3 - Talk about your feelings and express them in words out loud. Speak to the people you trust - talk and verbalize what you're feeling. If you feel like there’s no one you can trust, seek a therapist. It’s essential since when we verbalize out loud what’s in our minds, we hear ourselves and realize how foolish those thoughts were.
4 - Contextualize. It's straightforward for our minds to deceive us in the sense of not being enough for not having a certification and not working with that specific topic. When that happens, you should contextualize what you're thinking.
5 - Lessons learned instead of emphasizing failures. You have to think about your failures as something that will help you grow, so start learning with your failures instead of punishing yourself.
6 - Be kind to yourself. We tend to be too hard on ourselves, and it doesn’t do us any good. Be kind to yourself, as we say here in Italy, “pian piano,” you're getting what you want slowly. You don't need to make US$1 million tomorrow or be a manager before turning 30. Respect yourself first, and then you’ll get everything you want.
7 - Seek support. Persistent sadness can lead to real illnesses. When you enter the impostor’s state of mind, you’re entering into negative feelings and emotions. Staying in that state for an extended period is terrible for mental health. That’s why I started with self-awareness as step number 1. Once you identify the impostor’s state of mind, act fast to neutralize it.

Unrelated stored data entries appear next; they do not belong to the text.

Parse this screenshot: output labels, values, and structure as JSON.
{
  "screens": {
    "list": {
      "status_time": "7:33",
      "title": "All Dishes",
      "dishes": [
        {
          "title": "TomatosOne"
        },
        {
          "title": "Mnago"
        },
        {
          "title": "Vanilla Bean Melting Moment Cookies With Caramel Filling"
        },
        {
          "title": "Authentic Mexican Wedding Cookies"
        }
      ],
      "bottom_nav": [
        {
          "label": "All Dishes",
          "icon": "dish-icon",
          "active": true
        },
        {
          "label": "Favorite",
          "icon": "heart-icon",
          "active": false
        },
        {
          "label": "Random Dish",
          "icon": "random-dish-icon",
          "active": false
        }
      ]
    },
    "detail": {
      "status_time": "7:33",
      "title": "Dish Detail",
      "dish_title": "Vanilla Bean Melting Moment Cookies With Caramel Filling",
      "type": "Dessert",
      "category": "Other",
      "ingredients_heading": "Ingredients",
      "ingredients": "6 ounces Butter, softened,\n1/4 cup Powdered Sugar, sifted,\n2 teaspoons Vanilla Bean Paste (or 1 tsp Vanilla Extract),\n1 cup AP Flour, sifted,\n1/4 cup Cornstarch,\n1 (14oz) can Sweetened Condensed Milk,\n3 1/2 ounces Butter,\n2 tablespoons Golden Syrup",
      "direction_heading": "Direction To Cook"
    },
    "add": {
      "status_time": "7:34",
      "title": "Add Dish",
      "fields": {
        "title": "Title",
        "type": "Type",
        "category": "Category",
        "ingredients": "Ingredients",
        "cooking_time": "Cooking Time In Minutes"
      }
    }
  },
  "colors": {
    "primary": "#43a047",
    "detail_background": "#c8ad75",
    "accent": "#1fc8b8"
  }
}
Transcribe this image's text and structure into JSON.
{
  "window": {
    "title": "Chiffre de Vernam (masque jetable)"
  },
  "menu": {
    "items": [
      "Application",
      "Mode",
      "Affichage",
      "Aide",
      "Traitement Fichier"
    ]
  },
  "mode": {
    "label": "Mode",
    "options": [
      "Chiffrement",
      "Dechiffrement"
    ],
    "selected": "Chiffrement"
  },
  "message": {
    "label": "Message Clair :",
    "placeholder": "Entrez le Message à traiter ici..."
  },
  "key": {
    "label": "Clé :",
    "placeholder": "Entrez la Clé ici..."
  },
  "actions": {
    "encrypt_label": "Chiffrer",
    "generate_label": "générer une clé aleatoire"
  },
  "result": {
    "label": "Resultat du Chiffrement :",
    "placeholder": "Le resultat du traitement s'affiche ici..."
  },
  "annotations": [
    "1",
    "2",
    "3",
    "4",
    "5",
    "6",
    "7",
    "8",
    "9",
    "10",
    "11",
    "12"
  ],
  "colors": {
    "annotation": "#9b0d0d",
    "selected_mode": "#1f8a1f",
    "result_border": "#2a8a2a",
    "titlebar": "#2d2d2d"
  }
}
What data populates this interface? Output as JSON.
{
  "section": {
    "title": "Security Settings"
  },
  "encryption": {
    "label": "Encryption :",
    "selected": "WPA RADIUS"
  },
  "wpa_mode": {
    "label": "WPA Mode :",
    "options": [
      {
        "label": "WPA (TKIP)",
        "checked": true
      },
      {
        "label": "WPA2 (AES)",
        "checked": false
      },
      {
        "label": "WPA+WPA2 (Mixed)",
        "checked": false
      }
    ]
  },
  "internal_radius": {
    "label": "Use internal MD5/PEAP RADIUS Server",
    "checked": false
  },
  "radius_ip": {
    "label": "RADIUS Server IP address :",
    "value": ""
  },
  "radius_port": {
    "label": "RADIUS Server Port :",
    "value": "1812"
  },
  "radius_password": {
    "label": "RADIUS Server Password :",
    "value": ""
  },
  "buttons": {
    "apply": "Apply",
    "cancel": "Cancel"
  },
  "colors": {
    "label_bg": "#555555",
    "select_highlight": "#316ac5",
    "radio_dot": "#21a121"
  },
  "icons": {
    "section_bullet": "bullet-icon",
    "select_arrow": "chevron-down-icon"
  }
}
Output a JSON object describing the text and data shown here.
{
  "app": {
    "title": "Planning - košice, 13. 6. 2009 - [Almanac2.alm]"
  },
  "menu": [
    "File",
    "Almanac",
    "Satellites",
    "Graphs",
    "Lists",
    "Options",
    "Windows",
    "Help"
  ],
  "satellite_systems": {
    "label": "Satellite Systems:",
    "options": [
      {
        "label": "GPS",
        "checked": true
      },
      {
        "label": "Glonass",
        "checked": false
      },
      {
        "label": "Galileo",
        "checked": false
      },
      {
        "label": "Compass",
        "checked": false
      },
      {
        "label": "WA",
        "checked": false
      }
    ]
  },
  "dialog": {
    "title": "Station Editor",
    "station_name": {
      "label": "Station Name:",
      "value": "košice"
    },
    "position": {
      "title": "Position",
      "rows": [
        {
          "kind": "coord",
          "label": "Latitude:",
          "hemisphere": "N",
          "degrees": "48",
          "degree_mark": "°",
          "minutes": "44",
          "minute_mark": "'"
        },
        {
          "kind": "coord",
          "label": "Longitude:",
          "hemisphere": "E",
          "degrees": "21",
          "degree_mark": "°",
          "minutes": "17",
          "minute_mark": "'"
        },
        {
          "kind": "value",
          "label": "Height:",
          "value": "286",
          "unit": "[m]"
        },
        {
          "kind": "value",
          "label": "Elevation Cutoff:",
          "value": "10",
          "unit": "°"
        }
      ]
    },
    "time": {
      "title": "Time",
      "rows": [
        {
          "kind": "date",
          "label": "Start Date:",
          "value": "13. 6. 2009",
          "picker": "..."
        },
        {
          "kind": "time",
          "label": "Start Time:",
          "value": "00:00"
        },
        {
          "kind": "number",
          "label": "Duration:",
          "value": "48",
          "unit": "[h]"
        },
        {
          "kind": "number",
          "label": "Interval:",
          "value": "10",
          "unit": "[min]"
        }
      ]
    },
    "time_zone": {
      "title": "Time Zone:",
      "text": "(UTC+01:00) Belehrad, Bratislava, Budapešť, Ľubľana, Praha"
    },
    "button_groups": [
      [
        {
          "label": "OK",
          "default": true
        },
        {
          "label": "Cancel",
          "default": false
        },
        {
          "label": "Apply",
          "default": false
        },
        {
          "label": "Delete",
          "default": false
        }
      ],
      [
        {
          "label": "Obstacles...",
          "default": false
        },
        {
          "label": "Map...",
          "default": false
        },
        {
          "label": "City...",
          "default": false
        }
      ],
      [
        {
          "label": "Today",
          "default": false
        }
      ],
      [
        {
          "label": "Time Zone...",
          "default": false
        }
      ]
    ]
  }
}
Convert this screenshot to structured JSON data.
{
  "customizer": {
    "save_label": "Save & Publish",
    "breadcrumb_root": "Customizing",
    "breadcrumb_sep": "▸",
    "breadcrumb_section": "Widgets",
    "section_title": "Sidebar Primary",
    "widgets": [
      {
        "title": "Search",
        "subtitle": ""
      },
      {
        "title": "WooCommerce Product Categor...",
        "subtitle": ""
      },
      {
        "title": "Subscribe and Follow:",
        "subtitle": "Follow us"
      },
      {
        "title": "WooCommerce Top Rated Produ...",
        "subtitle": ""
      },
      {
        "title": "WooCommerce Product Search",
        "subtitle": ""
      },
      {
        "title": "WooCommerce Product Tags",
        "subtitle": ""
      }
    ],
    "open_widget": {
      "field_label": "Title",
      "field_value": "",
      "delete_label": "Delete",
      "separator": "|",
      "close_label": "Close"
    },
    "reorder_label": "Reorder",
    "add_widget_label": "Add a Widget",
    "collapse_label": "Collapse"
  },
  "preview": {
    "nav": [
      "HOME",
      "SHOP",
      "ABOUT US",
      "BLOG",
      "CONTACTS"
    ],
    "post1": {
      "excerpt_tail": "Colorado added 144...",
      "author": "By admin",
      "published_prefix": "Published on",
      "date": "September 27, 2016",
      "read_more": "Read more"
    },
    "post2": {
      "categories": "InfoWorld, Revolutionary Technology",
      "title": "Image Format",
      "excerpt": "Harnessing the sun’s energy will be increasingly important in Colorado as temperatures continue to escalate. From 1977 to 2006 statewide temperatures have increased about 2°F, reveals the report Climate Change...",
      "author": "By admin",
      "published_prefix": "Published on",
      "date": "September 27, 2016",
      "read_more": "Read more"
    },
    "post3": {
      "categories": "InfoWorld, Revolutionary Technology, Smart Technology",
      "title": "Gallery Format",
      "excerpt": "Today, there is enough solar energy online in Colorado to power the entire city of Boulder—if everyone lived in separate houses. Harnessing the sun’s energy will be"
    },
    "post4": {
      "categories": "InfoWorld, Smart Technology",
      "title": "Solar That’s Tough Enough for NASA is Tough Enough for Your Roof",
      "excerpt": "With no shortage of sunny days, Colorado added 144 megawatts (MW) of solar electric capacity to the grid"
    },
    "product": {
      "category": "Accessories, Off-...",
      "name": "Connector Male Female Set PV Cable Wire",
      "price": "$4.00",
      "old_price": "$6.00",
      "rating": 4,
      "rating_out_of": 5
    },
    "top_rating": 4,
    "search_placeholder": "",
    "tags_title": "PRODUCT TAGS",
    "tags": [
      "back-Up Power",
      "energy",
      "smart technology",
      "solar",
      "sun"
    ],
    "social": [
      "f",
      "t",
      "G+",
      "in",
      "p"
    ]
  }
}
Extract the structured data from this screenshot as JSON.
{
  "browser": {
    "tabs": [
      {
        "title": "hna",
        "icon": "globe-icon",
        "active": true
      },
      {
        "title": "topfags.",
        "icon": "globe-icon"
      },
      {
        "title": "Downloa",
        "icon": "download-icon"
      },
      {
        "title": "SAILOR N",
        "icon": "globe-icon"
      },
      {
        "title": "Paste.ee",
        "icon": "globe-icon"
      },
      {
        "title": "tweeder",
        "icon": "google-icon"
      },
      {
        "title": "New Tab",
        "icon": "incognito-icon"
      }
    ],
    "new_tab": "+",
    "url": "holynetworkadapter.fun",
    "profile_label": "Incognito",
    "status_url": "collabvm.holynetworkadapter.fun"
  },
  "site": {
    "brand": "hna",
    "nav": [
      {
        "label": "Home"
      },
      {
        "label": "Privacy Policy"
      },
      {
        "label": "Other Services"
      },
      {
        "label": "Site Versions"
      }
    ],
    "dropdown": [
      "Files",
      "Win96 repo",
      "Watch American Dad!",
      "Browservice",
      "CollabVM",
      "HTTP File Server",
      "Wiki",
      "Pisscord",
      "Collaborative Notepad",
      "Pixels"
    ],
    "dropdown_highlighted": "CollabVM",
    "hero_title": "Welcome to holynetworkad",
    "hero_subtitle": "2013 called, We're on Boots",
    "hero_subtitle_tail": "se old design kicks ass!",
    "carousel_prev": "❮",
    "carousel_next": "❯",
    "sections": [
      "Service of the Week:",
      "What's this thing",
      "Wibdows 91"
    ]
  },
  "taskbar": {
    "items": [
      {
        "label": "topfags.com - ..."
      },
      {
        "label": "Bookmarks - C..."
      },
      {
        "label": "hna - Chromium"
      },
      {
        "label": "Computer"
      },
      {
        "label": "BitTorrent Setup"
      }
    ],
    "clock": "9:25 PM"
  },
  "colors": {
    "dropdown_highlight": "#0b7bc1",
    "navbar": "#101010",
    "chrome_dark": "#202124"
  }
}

8 - Visualize your success. You can build a vision board by pulling out pictures from the internet of all of the things you want as career goals. Printing them out and hanging them on the wall helps visualize precisely the future you want and the goals you want to achieve. Then, every time the impostor comes up, it'll be more comfortable and visualize what you want to do and whom you want to become instead of being paralyzed because of the impostor.
>>>> Movie tip: Catch Me If You Can. That is an excellent movie and a fantastic example of a real impostor. Whenever I feel the impostor, I remember Frank Abagnale and how brilliant and dangerous an impostor can be.
>>>> Book Tip: The Secret Thoughts Of Successful Women: Why Capable People Suffer from the Impostor Syndrome and How to Thrive in Spite of It from Valerie Young.